The funniest thing about my second trip to the Philippines was that I didn't have a single whore ask me to marry her. Whether it was because I was with friends the entire time, because I knew where I was going all the time, because half the time I went to places too seedy for sex tourists, or because the look in my eyes told them I'd make an exception to the no-hitting-women rule if one of them tried to talk to me is something I'll never really bother trying to figure out. As with the 2008 Phillies, results are all that really matters.

I followed my Filipino friends around the night they went around singing Christmas carols for money. The caroling wasn't so much fun, but it was pretty fun going to Juliana's, the club that plays more Korean music than I've ever heard in a Korean club, and watching my buddy Marco strike out with a girl that didn't even realize he was hitting on her.

Christmas Eve 2008 was like every Christmas Eve would be in a perfect world. I spent the afternoon drinking dollar beers at a cockfight with my buddies Mark and Jovel, where some guy tried to sell me a rooster, then took an overcrowded van with my girl to the village of Balamban. It was night, the fog was so thick you couldn't see more than 30 feet in front of you, and the van went through the mountains at speeds that would've been dangerous for that heap of scrap metal in the best of conditions. Balamban was a true third world Roman Catholic small town. The church there looked like something out of a Quentin Tarantino movie, and the crowd at Mass was cultic. Since the ocean was just a few hundred yards away, we decided to stroll down to it.

I've never walked through a mine field, but it's probably not very different from that walk to the water. I didn't see anyone get hurt, but it's a miracle with the way those adolescents throw fireworks around. More than once I almost got hit. I love a roman candle fight every now and then, and even the time I got hit in the neck wasn't bad, but you don't throw fireworks out on a sidewalk while there's a crowd trying to use it. After that I had a couple of beers with her bro in a house in the middle of the jungle that doesn't have running water, before retiring underneath a mosquito net. Christmas Day was one of the most uneventful days I've ever had. I just ate a lot and enjoyed the weather.

The following afternoon we went to Bohol. In case anyone ever thinks about going to Bohol, here's my advice: the Western food tastes just like the Western food in America, the beer is cheap, and there's plenty to do. Just don't go alone, because almost all of the foreigners there are German divers who keep to themselves. The Chocolate Hills were picturesque, Alona Beach is nice, and some local stuck a tarsier ( tiny monkey ) on my arm and took my picture to get a tip. I don't know how illegal this was, but I know there were signs everywhere in English saying not to touch them, and when other people asked him to take their pictures with the tarsiers, he put them back on the tree and played dumb about it.

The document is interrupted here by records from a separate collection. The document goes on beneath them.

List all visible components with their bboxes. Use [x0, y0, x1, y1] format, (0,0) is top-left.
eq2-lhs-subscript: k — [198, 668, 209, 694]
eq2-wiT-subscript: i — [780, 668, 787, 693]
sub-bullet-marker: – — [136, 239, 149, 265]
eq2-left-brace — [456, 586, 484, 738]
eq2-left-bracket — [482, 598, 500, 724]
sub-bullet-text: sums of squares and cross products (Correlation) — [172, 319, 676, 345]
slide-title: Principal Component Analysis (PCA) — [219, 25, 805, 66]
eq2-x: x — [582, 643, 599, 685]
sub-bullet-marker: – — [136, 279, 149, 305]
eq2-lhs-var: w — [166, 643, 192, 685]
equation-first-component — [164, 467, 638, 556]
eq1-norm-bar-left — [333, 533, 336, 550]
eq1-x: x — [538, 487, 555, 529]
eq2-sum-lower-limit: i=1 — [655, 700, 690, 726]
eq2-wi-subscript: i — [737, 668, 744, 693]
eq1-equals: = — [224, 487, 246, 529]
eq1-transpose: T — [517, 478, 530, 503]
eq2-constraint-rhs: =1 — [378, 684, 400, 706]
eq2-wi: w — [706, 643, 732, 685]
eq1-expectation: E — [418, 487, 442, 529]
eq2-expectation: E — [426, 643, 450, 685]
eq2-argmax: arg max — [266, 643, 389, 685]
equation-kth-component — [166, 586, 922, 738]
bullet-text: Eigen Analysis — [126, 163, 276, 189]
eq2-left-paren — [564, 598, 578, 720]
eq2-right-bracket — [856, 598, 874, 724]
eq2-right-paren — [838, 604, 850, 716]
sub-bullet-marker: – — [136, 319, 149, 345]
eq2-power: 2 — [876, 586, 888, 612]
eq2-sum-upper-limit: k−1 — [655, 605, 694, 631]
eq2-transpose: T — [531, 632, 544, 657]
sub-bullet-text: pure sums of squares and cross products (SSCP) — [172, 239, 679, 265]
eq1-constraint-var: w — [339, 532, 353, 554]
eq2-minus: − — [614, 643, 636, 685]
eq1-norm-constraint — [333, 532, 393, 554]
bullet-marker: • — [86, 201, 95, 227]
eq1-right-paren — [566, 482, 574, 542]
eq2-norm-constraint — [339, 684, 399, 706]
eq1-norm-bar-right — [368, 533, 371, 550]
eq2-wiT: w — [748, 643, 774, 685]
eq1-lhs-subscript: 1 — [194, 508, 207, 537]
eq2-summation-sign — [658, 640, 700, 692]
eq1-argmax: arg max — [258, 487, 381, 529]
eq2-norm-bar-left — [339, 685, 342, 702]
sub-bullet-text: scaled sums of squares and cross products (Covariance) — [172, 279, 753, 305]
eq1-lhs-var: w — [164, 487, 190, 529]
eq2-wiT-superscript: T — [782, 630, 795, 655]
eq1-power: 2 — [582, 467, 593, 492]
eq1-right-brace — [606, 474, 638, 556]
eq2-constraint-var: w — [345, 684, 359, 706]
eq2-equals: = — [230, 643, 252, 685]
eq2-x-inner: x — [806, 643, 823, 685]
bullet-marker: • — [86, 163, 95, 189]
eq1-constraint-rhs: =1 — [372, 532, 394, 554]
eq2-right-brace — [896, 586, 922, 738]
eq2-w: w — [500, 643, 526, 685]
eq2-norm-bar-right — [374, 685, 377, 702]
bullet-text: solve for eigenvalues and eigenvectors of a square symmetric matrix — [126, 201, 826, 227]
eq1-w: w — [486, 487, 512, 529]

Because she was worried it would be hard for me to say goodbye, my girlfriend had the brilliant idea to make it easier on me by getting me wasted right before I got on the red-eye flight home. From what she's told me, I unintentionally pissed off an armed guard at a local fast food joint ( yeah guys, the Philippines is poor enough that fast food restaurants need guards with guns ). After getting to the airport, I passed out and woke up in a strange, dimly-lit bus that have a cavey feel to it. The only thing weirder than waking up in the middle of the night on a bus you don't remember getting on is when you are told by a lady who works on the bus that you can't get off because you're in the air. I'm pretty sure I'll never understand how I made it through airport security, took out my contacs and put them in their case, and even thought to stick my glasses in my pocket before nodding off, but couldn't tell the difference between an airplane and a bus.